UCB is on an approval roll. Within hours of each other, the Brussels-based company has scored FDA green lights for plaque psoriasis treatment Bimzelx and for generalized myasthenia gravis (gMG) drug Zilbrysq.
Not only that, the Zilbrysq endorsement is UCB’s second in the indication this year, coming on top of the FDA signing off on Rystiggo in June.
The thumbs-up for Zilbrysq is for adults with gMG who are anti-acetylcholine receptor (AChR) antibody-positive. The medicine becomes the first once-daily, subcutaneous gMG-targeted therapy that can be self-administered, according to UCB.
The company acquired the drug in a $2.5 billion buyout of Ra Pharmaceuticals in 2019, paying more than a 100% premium to gain what it believed was a potential blockbuster.
Zilbrysq and Rystiggo have different mechanisms of action. While the peptide Zilbrysq is a targeted C5 inhibitor, Rystiggo is a subcutaneously infused monoclonal antibody that targets the neonatal Fc receptor.
Rystiggo was the first treatment endorsed for the two primary subsets of the disorder—those who are AChR antibody-positive or anti-muscle-specific tyrosine kinase antibody-positive.
“There's a lot of synergies between these two components which is a reason why we made the Ra acquisition," UCB's CEO Jean-Christophe Tellier said in an interview with Fierce Pharma. "We did these acquisitions exactly for this purpose—having an additional tool in our toolbox, providing synergies and complementary actions."
In those with gMG, pathogenic immunoglobulin G autoantibodies destroy the communication between nerves and muscles. The disorder can cause life-threatening weakness of muscles that control breathing, swallowing, chewing and talking.
It can strike anyone at any age but is more frequently seen in young women and men aged 50 and older. Double vision and drooping eyelids are common initial symptoms.
“Until now, people living with gMG have only had access to C5 therapy intravenously, which can be inconvenient and time-consuming,” Iris Loew-Friedrich, Ph.D., chief medical officer at UCB, said in a release.

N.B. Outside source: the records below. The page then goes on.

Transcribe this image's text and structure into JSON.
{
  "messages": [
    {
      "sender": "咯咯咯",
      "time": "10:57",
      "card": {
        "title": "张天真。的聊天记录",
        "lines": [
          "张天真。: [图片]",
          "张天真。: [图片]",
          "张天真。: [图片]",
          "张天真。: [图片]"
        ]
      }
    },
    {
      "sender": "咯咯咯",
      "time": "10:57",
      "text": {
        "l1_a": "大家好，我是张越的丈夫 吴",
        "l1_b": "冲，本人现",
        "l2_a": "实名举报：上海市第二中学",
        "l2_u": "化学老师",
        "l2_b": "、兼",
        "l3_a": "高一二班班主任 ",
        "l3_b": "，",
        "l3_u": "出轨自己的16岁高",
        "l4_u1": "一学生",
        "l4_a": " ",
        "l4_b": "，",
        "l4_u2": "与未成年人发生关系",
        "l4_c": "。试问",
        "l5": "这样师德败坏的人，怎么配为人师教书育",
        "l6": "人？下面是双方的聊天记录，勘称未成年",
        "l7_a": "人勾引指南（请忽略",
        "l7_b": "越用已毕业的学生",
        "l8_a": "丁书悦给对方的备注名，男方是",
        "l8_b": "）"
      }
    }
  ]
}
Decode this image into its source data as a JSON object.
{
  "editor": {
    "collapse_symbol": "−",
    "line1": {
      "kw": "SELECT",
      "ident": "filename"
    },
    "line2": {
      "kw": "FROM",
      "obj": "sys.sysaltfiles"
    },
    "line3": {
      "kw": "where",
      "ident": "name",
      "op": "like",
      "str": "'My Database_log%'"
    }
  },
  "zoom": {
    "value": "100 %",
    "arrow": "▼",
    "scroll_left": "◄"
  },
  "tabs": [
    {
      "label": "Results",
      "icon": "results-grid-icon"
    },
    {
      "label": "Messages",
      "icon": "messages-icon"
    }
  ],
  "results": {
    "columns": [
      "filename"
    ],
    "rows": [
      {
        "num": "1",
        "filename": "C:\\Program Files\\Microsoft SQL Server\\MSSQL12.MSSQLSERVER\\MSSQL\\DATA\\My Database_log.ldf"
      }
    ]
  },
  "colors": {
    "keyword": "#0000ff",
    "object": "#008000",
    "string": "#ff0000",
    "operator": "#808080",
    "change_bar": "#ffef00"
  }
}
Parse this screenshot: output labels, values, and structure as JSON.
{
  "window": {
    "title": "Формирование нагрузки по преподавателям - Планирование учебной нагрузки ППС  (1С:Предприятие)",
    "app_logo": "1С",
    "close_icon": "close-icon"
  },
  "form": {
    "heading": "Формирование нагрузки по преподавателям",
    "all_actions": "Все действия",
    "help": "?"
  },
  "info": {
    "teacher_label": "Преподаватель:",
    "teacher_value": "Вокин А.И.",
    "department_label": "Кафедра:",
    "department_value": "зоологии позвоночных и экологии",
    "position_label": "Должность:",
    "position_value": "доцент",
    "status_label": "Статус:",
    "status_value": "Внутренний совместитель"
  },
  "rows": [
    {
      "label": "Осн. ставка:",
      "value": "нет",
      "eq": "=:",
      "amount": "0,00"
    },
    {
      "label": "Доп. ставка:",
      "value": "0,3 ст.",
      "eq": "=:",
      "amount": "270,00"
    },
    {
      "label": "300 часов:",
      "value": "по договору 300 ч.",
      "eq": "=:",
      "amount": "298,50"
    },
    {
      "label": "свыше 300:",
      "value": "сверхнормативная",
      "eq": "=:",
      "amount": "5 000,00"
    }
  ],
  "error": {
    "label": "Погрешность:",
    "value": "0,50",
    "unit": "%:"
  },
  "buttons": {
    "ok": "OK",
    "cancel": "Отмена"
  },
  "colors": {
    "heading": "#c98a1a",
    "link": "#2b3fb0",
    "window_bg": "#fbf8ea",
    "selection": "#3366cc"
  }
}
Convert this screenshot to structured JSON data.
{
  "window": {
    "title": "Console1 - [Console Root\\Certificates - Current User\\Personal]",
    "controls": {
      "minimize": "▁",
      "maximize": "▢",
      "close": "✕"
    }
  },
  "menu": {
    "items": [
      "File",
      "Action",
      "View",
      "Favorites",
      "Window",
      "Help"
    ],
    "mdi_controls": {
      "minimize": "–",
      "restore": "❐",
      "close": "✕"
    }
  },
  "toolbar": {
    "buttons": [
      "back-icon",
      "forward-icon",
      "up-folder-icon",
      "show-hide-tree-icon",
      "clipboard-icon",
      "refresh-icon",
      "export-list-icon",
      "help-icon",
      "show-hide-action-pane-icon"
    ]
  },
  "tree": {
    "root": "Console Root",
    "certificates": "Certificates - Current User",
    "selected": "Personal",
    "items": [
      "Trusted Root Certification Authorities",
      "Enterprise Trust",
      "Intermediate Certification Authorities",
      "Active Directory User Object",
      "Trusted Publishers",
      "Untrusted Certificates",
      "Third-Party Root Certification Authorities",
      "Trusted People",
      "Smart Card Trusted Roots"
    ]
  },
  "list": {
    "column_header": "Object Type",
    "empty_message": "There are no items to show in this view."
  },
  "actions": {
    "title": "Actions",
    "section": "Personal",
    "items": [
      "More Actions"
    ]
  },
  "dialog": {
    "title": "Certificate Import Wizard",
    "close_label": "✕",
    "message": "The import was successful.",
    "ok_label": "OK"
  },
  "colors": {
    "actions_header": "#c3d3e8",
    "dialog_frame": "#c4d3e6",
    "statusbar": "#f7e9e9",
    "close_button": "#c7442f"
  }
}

The approval was based on results from the phase 3, placebo-controlled RAISE study that showed Zilbrysq provided significant benefits as reported by clinicians and patients who received the treatment for 12 weeks.
Zilbrysq’s label contains a boxed warning stating that usage can affect a patient’s ability to fight some infections, including those that are meningococcal, which are life-threatening when not treated early. The most common side effects from the trial were diarrhea, upper respiratory tract infection and injection site reactions.
Zilbrysq inhibits damage to the neuromuscular junction and can be used along with intravenous immunoglobin and plasma exchange, UCB said.
The company did not reveal what it will charge for Zilbrysq. Tellier said that the company hopes to bring it to market by the end of 2023 at "competitive pricing to existing complement inhibitors" in the indication. UCB's list price for Rystiggo comes to $6,050 per vial.
There is formidable competition in the gMG space as AstraZeneca won approval for Ultomiris in the indication last year. In June of this year, Argenx gained an FDA nod for Vyvgart Hytrulo.
Aside from the Zilbrysq nod, UCB also just won an FDA nod for its highly anticipated psoriasis drug Bimzelx. The company expects that medicine to become a blockbuster.